Just over two weeks ago, my cell phone buzzed while I was in the middle of an afternoon work meeting. Usually I would ignore the phone in that circumstance, but I didn’t this time. It was from Kathy, and she doesn’t call all that often.
When I answered, she told me she was hiding in one room of the house after someone tried breaking in. She didn’t know if he was in the house. The Redmond police were on the way.
It was a Monday, and Kathy was working from home that day. The door bell ran. She ignored it, figuring it was UPS dropping off a package. After a long pause, the doorbell rang a few more times, and then a bunch of times.
Kathy walked from her study to near the front door and started to yell, “who is it,” just as the decorative windowpane closest to the door knob was punched in. Kathy yelled something and ran to her hiding spot, grabbing her cell phone on the way. She called 9-11 and then me.
The would-be burglar apparently took off. She could see through the hole that it was a male wearing a dark blue jacket with light lettering, and the police found nobody matching that description hanging around.
The physical damage was minimal. But for Kathy, this episode was emotionally difficult. For the five minutes it took the police to arrive, her home had gone from being a place of safety and comfort to being a terrifying prison.
When the police left, she talked to our friends a couple of houses down. These people have young children, which means they are well connected in the neighborhood and beyond. They sent out word warning other neighbors. Later that night a neighbor down the street send us images of all the cars and pedestrians that had passed his security camera watching over is driveway. After that, we were forwarded an email from a neighbor who was likely a target of the same individuals.
He was on the second floor of his house when a car pulled into the driveway. A clean-cut white male in his late 20s or early 30s, wearing a dark blue shirt with light blue lettering, got out of the passenger side of a silver late model Kia Optima and rang the doorbell. The home owner answered from the second floor window, and the ensuing exchanged established that the visitors had the wrong house number. The police obtained a written statement about this incident, but they have not “solved” the case, as far as I know.
On this particular day, I had promised my students a 6:00-7:30 pm review session for their final exam, so I really had no time to catch a bus home and then make it back to work. When I went to The Ave for a quick dinner, I stopped at Radio Shack and picked up a few blinking LED assemblies. After fixing the hole that evening, I set up the blinking LED assemblies near all ground floor entrances to make them look like part of an alarm system. Out of my electronics junk box, I dug up a small keypad that used to be attached to a radio. I affixed it on a wall near the front door.
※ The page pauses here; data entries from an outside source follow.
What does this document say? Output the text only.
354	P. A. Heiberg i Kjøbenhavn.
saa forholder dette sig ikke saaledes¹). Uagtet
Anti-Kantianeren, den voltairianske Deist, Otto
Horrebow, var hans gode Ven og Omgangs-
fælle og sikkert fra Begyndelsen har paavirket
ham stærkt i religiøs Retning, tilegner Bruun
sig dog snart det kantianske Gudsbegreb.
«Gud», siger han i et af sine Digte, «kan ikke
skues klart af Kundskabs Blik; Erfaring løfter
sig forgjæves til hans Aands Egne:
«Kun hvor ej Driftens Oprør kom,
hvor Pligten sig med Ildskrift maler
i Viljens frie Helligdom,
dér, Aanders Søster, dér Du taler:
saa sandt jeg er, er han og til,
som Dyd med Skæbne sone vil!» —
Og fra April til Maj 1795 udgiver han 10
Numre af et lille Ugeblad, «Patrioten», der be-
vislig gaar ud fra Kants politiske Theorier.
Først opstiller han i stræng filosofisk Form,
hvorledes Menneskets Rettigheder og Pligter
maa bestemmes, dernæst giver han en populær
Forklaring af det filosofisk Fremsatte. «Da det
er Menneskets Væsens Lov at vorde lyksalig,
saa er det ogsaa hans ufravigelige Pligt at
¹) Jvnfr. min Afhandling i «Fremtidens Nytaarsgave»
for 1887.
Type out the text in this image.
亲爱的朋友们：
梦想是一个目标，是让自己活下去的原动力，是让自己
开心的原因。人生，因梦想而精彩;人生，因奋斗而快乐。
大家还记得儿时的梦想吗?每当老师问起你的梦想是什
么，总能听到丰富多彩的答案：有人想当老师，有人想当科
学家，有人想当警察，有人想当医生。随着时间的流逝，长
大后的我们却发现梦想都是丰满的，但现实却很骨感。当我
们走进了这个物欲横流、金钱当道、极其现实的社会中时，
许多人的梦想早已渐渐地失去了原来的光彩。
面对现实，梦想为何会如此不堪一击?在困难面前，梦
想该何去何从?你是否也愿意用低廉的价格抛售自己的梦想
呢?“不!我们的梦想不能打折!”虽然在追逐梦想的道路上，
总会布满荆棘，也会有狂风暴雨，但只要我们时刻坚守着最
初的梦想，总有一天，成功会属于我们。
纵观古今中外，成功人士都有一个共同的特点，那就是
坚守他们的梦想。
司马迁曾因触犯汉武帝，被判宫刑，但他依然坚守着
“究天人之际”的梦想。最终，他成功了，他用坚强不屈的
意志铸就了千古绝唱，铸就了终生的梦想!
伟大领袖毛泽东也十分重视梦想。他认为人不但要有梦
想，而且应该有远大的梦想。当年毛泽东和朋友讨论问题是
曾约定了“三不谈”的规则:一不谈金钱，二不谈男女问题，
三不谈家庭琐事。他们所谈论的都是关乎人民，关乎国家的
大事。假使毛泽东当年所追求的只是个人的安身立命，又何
Kathy appreciated my faux alarm system, but wanted the real thing. “I don’t care what it costs. I want a real alarm system and some video cameras!”
Okay…I can deal with that. As it happens, good alarm systems are quite affordable and straightforward to install. In the bad old days, an alarm system with sensors on every door and window would be a pain the the ass, if only because one would run wires from each sensor back to the control unit. Modern alarm systems are entirely wireless, and can include door and window sensors, motion sensors, glass breakage sensors, water sensors, smoke detectors, heat detectors, carbon monoxide detectors, natural gas detectors and even remote panic buttons. The control unit can be programmed to call an alarm monitoring service if you chose; or, you can program it to call your own series of numbers. You can add a dedicated cell phone “line” to most alarms. Some can even utilize the internet to email messages.
So four days later, I had an alarm system in hand. An evening later I had installed a bunch of motion sensors and all the door sensors. It took another evening to put in all the window sensors. Piece of cake.
I also picked up a video surveillance system that can continuously monitor and record video from multiple cameras around the property. That was a bit trickier to install because even with wireless transmission of the video, you need to supply 5 volts to power the cameras. An interesting feature is the ability to monitor the cameras via the internet on computers or a cell phone.
So that’s what I’ve been working on for the last two weeks. I enjoy that kind of geeky tech work.
What I’m not quite comfortable with is this new security mentality around our house. It feels like I’ve enclosed our home in virtual barbed wire or something. What’s next, a metal detector at each entrance? I’m sure I’ll get used to it soon enough, but for now it feels a little icky.
What I’ve done, basically, is to make it undesirable for a common thief to burgle my house. The flashing lights, the cameras, the security decals in windows are all notices to a would-be thief that they would have a much easier time going somewhere else.
In other words…I’ve made it my neighbors’ problem.